I still remember the moment I looked into a rhinos eyes, driving through South African bush for the first time. There are some rarities that occur when you travel, single moments where your world is altered in front of you. I swear if you try hard enough, you can capture it. In those moments, the world teeters and you can live in it forever. This stew has a little bit of that magic, the ability to take me back to cold nights under the Southern Cross… listening to hyenas call in the distance.
I Bless The Rains Down In Africa
Getting to Africa was no easy task. I was finishing up my first year of veterinary technician school, and starting to apply to internships. My heart was in only one place. I was being beckoned like Toto was singing to me personally. It was on the other side of the world, calling me somewhere I had never been…Africa. I explained my plan to go to Africa and save rhinos to my program director… as I say it out loud now I laugh at the ridiculousness of that statement. I got a serious talking to about life, and asked if it was the most “plausible” career path. Spoiler alert, I trusted my calling and went to Africa despite what anyone said. It paid off and my future self would end up working with a herd of 54 critically endangered rhinos… but more on that later. You see, I truly believe that your heart knows the path, and what a self betrayal to let the voices around you confuse that.

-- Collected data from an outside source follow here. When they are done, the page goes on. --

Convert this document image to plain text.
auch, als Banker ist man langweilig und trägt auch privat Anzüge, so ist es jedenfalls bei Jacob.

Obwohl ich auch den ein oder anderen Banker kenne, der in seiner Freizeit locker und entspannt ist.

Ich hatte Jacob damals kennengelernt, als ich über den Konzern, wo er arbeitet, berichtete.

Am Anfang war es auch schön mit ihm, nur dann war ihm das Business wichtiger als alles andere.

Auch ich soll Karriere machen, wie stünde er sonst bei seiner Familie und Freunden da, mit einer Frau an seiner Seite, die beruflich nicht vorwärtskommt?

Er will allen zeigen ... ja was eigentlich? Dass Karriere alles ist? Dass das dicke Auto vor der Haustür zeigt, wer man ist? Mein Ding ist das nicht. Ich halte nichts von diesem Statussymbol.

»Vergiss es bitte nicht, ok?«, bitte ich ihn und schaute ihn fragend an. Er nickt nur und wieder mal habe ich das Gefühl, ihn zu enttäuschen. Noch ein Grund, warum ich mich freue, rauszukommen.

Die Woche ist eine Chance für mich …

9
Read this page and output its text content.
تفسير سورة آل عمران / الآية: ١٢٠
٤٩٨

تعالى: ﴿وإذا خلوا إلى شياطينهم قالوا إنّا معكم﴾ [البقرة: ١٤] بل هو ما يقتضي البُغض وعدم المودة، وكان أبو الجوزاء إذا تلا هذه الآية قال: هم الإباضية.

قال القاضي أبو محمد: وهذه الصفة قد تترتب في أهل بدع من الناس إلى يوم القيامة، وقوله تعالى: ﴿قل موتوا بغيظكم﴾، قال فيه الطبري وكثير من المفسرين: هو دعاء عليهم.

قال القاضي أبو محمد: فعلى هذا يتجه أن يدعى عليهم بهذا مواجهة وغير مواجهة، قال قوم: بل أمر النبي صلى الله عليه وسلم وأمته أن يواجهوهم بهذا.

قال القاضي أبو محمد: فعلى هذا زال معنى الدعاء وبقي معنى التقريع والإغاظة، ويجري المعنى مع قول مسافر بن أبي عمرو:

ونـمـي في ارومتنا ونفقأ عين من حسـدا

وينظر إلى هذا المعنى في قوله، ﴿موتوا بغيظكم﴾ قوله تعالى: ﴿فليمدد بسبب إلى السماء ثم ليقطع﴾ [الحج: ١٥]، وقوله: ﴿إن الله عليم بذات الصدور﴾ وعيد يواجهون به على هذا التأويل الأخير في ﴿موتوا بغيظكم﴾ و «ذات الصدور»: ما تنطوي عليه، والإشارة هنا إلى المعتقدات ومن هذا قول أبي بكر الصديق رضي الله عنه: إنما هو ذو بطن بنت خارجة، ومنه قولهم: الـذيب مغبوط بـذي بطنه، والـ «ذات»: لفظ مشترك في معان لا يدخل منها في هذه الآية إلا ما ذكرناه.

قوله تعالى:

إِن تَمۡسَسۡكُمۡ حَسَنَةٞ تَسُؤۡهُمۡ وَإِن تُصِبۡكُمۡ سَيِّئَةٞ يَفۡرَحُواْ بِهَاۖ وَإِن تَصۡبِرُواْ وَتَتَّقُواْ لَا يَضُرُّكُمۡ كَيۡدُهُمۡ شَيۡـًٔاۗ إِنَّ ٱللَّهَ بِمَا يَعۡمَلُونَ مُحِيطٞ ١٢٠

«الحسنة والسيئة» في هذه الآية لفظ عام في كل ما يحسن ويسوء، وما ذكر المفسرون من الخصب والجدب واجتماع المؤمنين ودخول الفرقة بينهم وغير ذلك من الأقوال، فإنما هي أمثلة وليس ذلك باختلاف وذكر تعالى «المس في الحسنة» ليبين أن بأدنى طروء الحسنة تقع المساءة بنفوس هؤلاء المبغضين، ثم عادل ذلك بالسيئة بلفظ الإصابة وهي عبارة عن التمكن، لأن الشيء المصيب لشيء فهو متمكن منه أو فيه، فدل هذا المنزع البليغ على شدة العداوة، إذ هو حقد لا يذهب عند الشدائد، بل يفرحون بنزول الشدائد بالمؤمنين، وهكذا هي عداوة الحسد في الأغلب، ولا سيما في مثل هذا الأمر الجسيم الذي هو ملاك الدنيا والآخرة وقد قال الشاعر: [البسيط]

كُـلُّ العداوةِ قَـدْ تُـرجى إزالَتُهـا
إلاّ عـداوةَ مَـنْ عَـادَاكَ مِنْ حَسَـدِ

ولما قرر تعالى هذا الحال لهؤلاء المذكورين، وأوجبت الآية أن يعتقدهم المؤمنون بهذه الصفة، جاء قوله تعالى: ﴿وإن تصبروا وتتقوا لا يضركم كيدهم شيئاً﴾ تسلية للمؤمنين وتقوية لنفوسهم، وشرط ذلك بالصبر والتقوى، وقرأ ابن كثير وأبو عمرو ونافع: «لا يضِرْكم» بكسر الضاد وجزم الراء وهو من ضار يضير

Africa Belongs to the Animals
South Africa belongs to the animals, and I belong to them. The first night we slept outside in the bush, while making a pot of West African Peanut Stew over a bubbling fire. We were surrounded by the 14 calls of wild hyenas, and I giddily swore to myself I would never leave. We took turns staying awake, to scan the dark void for predators. A red eye here… two white eyes there. That night I lay zipped up in my sub zero bag with no roof over my head, staring at the southern cross twinkling above me. I was in another world, a world I had conjured up. I was in a world that I only read about in books and seen on tv screens. Morning came, as I mixed as instant coffee next to the fire… maybe this is where my fondness of instant coffee comes from. Yes, I know, ew instant coffee… but instant coffee reminds me of coming face to face with my greatest love.
Meeting the Rhino
Meeting a rhino for the first time, felt like star crossed lovers at the end of a novel. I saw their whole story unfold in silence, in small glances from their eyes in between grazes of grass filled mouths. I imagined poachers looking into those eyes and taking the life away… every 22 hours. Echoes of bush locals still ring in my mind, “It’s only a matter of time,” they say softly while starring at the species we were there to protect. That night I lay staring at the sky contemplating all the ways one person could save a rhino, and I vowed to never stop talking about them. Never stop talking about being on the precipice of losing one of the universes most rare and majestic creatures. Never stop talking, until we undo what we have done.
This stew reminds me of the promises I made on the other side of the world. This stew, more than anything, is a gently reminder of how big the world is and how small my problems are.